Für den Fall, dass nach dreißig Wahltagen immer noch kein Papst gewählt ist, greift Hadrian VII. auf ein Modell zurück, mit dem manche östlichen Kirchen seit Langem erfolgreich ihre Vorsteher bestimmen. Die Kirchenversammlung erhält die Möglichkeit, mit Zweidrittelmehrheit eine Dreierliste von Kandidaten zu beschließen, die vorher durch Kompromissäre einstimmig nominiert worden sind. Während der Heilig-Geist-Messe wird aus der Apostelgeschichte der Abschnitt über die Nachwahl des Matthias anstelle des Judas (Apostelgeschichte 1,15-26) vorgelesen, dann entscheidet wie bei dieser ersten Apostelwahl das Los. Man überlässt nach einer Vorauswahl die letzte Entscheidung über den geeigneten Papst Gott selbst, menschliche Verantwortung und göttliche Gnade wirken zusammen, so jedenfalls begründet Hadrian VII. seine Entscheidung.
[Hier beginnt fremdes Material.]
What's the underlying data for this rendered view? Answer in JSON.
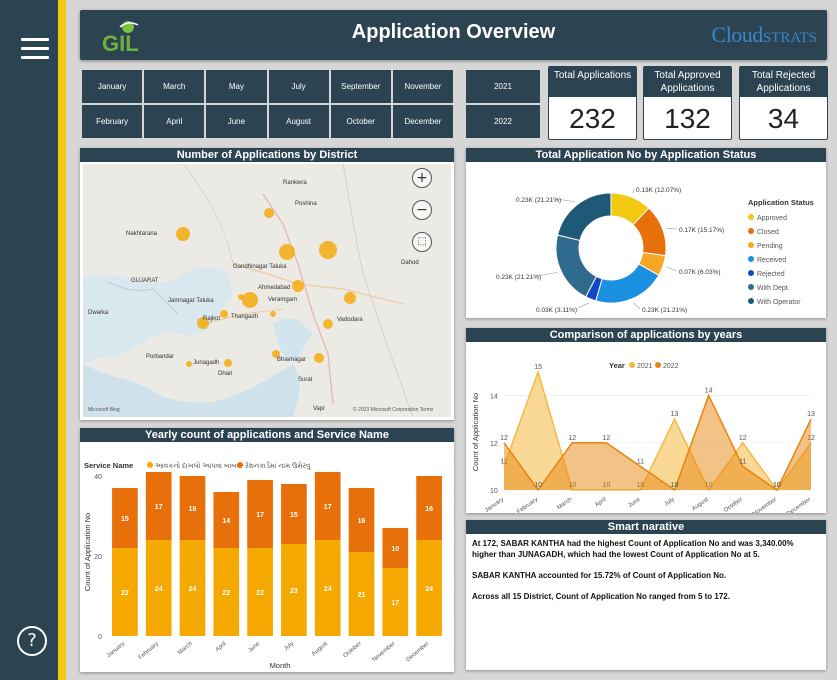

Auch die Frage, was den Papst eigentlich zum Papst macht und ab wann der Papst Papst ist, beantwortet "In Nomine Domini" eindeutig: Der Papst wird Papst durch seine Weihe zum Bischof von Rom, wie es der altehrwürdigen Tradition entspricht. Denn nur als Bischof von Rom kann er den Petrusdienst wahrnehmen. Deshalb datieren die Regierungsdaten der Päpste künftig auch nicht mehr vom Tag der Wahl, sondern vom Tag der Bischofsweihe an.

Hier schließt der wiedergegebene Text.